Years ago, during a particularly bad fire season in the Bitterroot, I remember we valley residents seemed to hold our collective breaths all summer, waiting for the inferno to end.
The end came during the fair. The Ravalli County Fair is always held Labor Day weekend, and that year my mother had traveled to Hamilton to visit. Mom and her husband were regulars at our house for that holiday as she loved seeing her young granddaughters and she found the fair a quaint change of pace from the city life she knew in Southern California.
That’s why I remember that fire season ended Labor Day weekend. I was walking out of the Hamilton Super 1 after shopping with mom and we bumped into the Bitterroot National Forest’s main fire guy in the parking lot. His name escapes me now, but I’ll never forget the smile on his face as we looked up at the fresh snow on St. Mary Peak. There was weather in the Bitterroot that weekend. It may have spoiled the fair, but that was a small price to pay.
“It isn’t over yet,” he said, but his grin gave away his false caution. The fire season was over for the year. We both knew it.
A few years later, after my family moved from the Bitterroot to Arizona, we planned an August vacation back to Montana. That was 2000, an infamous summer of fire in the Bitterroot, memorialized by a photograph taken at night showing a pair of elk seeking refuge in the East Fork of the Bitterroot River near Sula, while the hillside just across the river was engulfed in flames.
As our vacation date neared, friends in the valley suggested we reschedule. The Bitterroot was all flames and smoke, they told us. Better to not see an old home we’d so loved in such a dismal state.
We came anyway, but as we drove north on I-15 and cleared the pass north of Malad, Idaho, rain began to fall. By the time we reached Hamilton the following afternoon, the fires were gone and rain had scrubbed the sky clean of any trace of smoke. Other than the freshly blackened mountains west of Hamilton, it was hard to tell there’d been any fire at all.

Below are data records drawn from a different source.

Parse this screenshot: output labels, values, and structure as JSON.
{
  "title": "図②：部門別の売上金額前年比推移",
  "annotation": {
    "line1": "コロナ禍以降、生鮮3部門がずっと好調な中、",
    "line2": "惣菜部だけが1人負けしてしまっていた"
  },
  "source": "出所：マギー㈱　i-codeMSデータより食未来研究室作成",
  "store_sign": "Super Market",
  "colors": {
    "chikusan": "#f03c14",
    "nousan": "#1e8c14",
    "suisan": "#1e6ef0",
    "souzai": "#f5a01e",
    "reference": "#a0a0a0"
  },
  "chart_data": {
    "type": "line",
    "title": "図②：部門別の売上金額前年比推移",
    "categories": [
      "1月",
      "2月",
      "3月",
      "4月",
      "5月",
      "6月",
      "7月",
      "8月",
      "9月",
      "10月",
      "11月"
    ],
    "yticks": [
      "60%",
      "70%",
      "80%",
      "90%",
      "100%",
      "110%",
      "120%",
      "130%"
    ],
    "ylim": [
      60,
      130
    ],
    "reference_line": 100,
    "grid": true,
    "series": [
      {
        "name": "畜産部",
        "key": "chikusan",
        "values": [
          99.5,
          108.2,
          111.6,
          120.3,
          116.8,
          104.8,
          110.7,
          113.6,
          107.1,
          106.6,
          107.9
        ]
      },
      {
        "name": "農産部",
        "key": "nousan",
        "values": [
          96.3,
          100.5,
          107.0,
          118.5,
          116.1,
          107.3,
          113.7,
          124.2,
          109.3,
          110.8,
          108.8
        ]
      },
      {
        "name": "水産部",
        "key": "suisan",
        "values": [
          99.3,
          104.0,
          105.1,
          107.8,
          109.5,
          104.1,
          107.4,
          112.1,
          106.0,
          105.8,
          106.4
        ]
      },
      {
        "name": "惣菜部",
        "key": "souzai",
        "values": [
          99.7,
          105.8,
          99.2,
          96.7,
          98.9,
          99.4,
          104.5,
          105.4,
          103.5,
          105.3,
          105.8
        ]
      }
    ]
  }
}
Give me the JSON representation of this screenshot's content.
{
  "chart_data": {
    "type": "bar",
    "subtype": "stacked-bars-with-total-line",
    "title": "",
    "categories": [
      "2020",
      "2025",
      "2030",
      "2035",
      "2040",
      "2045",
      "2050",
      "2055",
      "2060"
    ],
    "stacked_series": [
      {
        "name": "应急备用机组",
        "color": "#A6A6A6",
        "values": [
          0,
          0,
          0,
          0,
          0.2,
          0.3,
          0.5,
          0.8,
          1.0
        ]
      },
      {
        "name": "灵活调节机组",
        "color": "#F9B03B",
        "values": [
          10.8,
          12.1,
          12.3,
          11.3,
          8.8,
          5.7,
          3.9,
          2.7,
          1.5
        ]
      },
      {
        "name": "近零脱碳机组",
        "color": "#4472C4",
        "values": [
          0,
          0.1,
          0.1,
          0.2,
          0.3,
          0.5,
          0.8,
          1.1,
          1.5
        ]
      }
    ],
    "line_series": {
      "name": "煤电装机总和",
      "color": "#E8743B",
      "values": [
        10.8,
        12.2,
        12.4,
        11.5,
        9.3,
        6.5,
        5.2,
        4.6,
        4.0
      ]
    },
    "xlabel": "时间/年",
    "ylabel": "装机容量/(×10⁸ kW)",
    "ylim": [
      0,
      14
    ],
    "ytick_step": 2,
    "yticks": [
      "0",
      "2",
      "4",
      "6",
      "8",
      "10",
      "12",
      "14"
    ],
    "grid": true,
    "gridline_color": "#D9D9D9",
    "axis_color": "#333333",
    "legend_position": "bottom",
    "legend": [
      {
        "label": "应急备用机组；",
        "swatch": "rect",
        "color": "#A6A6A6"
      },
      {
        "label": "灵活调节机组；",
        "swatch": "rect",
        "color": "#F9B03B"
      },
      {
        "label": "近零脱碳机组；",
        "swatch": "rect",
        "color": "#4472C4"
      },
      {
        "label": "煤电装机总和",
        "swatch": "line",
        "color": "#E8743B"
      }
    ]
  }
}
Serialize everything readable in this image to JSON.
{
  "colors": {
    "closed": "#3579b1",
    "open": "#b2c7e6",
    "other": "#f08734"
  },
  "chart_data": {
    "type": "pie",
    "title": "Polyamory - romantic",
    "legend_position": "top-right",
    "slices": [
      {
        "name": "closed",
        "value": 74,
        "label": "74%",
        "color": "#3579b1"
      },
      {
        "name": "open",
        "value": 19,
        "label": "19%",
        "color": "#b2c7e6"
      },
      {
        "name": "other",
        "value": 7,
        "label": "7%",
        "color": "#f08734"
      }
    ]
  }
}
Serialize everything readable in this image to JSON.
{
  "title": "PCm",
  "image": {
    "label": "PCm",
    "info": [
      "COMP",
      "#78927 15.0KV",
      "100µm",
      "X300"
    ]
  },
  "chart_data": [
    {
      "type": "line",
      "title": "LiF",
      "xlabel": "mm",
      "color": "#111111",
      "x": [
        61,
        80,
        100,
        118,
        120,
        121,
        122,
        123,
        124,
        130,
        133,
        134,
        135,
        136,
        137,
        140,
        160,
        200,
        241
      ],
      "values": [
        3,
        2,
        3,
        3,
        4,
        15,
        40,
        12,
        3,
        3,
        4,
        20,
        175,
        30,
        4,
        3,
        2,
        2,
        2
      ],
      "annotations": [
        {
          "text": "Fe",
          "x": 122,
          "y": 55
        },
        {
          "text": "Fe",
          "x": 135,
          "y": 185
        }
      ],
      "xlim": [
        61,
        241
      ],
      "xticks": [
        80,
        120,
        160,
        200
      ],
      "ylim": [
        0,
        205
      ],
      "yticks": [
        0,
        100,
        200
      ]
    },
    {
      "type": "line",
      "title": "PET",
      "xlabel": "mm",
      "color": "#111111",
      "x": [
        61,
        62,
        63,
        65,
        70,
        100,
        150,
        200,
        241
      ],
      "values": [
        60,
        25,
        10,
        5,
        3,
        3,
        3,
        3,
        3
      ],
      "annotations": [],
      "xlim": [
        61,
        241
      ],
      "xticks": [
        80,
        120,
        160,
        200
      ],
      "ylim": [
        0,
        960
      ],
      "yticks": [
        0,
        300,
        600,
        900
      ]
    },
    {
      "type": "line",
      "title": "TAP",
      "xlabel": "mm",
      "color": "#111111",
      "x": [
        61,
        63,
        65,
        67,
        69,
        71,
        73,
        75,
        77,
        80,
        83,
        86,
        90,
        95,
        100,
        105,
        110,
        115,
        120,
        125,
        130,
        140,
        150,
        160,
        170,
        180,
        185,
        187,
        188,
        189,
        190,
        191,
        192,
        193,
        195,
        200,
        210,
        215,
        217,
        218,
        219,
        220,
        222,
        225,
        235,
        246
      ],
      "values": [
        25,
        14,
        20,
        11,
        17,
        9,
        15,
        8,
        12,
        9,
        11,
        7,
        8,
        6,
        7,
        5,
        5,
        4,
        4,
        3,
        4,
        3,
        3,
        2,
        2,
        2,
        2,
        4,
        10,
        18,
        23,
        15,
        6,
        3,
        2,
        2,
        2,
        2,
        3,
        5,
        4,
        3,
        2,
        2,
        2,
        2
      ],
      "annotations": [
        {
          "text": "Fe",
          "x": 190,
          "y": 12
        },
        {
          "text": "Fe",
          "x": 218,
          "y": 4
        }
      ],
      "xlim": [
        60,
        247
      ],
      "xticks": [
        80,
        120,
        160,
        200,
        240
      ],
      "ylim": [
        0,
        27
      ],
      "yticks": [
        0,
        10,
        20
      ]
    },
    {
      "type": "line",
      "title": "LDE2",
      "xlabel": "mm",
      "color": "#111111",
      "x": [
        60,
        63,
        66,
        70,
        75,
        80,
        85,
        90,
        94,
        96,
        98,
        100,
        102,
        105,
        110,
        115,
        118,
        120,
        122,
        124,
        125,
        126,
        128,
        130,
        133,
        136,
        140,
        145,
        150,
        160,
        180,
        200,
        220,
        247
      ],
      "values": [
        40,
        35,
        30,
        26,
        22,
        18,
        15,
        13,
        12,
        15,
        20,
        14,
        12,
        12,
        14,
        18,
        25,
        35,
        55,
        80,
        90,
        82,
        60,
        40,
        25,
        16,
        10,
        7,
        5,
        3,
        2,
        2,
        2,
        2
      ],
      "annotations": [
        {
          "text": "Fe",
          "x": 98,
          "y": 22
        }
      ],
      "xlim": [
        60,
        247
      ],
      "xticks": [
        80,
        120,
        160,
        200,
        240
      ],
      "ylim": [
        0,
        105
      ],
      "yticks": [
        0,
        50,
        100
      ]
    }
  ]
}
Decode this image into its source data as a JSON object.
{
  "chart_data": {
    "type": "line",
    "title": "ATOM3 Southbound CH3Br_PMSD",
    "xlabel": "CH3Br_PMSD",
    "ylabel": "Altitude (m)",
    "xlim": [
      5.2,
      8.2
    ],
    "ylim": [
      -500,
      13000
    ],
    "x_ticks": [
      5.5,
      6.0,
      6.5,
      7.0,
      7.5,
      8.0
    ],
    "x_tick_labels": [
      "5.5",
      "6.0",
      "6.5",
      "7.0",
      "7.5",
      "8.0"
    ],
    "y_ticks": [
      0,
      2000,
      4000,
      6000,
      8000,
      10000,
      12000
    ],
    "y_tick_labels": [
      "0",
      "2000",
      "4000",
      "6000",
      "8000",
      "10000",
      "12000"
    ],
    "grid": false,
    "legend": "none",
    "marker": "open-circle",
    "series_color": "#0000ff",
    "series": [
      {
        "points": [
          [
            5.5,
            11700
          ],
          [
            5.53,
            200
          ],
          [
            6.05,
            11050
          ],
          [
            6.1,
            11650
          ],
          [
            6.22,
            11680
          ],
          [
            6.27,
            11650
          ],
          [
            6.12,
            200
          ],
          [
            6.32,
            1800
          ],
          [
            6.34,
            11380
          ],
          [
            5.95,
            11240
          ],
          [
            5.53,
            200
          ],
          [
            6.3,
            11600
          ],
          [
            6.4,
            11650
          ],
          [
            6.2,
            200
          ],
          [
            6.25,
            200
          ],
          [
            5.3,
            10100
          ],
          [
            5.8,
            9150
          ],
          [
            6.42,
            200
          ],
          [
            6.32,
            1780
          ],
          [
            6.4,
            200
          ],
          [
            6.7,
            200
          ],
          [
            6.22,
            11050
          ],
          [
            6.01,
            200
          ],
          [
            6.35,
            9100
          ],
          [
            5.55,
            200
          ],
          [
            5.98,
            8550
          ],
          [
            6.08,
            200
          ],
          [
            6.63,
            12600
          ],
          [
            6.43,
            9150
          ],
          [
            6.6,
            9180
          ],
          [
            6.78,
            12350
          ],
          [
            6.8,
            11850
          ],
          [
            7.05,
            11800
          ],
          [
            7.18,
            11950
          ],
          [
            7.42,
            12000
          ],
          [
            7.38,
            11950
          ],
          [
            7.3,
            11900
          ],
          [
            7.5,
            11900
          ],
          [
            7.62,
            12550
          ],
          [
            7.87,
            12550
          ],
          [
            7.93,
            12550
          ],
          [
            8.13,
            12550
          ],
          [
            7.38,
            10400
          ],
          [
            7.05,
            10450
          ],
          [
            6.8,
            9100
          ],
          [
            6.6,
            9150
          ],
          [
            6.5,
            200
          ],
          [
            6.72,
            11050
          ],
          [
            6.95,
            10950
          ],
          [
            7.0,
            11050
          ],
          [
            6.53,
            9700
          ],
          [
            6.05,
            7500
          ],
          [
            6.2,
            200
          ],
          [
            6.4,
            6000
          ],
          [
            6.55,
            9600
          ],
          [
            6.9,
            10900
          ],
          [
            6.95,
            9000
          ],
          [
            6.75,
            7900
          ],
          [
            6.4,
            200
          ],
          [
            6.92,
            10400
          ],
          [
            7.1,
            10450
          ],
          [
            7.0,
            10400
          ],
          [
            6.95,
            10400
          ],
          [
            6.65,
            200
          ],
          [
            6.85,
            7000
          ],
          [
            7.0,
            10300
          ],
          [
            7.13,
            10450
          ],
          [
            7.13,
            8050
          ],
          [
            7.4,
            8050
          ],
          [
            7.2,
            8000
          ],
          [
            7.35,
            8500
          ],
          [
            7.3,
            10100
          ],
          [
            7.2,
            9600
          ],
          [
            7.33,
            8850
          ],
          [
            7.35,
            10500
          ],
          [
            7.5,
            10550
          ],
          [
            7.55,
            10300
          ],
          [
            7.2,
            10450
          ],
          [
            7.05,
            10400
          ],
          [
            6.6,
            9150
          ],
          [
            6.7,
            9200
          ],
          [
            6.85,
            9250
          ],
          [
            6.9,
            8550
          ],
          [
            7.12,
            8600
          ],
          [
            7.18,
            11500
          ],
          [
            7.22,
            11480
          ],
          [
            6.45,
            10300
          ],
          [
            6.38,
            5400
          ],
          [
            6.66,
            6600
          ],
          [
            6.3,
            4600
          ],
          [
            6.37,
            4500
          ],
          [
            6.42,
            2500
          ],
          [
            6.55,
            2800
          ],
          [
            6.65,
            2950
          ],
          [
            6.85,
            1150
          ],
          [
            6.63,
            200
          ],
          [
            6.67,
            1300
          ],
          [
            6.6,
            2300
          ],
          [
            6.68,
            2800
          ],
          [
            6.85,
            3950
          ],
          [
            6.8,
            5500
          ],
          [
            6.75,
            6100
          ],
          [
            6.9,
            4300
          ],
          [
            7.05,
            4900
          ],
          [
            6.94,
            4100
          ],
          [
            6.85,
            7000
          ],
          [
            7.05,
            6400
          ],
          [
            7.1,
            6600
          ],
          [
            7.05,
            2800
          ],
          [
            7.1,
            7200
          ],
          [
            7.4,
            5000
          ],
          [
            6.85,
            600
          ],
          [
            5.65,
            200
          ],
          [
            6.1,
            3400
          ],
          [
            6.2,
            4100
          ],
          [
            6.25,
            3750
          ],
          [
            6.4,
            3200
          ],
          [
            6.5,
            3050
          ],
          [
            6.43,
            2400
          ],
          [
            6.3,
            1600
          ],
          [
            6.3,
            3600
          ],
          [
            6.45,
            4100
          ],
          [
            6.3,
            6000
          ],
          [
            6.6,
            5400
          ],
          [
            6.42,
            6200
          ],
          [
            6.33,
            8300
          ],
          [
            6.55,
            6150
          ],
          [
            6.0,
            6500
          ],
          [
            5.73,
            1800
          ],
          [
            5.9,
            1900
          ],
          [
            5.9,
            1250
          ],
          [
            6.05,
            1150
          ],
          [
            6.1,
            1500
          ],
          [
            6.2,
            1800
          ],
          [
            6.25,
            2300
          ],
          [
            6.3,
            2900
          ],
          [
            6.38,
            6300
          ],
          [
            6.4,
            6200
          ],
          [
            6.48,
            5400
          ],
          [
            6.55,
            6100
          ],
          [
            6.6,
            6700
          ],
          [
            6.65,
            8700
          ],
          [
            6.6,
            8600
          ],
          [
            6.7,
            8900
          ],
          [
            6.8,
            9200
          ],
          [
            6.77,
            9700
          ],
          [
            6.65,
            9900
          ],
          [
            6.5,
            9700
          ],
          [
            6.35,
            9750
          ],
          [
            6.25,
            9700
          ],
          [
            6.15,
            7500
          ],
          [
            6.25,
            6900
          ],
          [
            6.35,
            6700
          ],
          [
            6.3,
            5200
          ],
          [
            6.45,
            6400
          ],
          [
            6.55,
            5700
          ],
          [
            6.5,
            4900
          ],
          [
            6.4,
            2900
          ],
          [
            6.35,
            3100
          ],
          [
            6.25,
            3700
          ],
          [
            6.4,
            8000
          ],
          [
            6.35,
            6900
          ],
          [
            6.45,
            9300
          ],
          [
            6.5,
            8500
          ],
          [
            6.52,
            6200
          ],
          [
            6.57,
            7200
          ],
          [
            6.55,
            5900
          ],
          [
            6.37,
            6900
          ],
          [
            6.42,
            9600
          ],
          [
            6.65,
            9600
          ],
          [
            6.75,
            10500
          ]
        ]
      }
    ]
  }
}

Mid-August in 2000 and the fires were out.
Labor Day 2017 came and went last weekend. It’s not quite as hot as it’s been, but as I look at the forecast for the next week I see nothing but clear skies and unseasonably warm temperatures. I hope the forecast is wrong, but this summer has beaten much of the optimism out of me.
One million acres in Montana have burned. The state has spent more than $50 million fighting fires, draining the fund set aside for such efforts, and then some. More than $30 million was cut from the fire fund during the last legislative session, when the cold, icy winter lulled lawmakers into the false security that 2017 would be easy peasy. I’d like to hope this will be the last time our elected officials act in such a foolhardy fashion when it comes to preparing for natural disaster, but I usually expect disappointment in such matters. That allows me a modicum of added relief in the rare instances when they get things right.
Here’s a suggestion for our elected officials: Do a little calculating on what the state spends annually on fire, and triple it. Set that much aside every year for fighting fire, and leave it for when it’s needed.
Praying for Labor Day rain just isn’t gonna cut it anymore.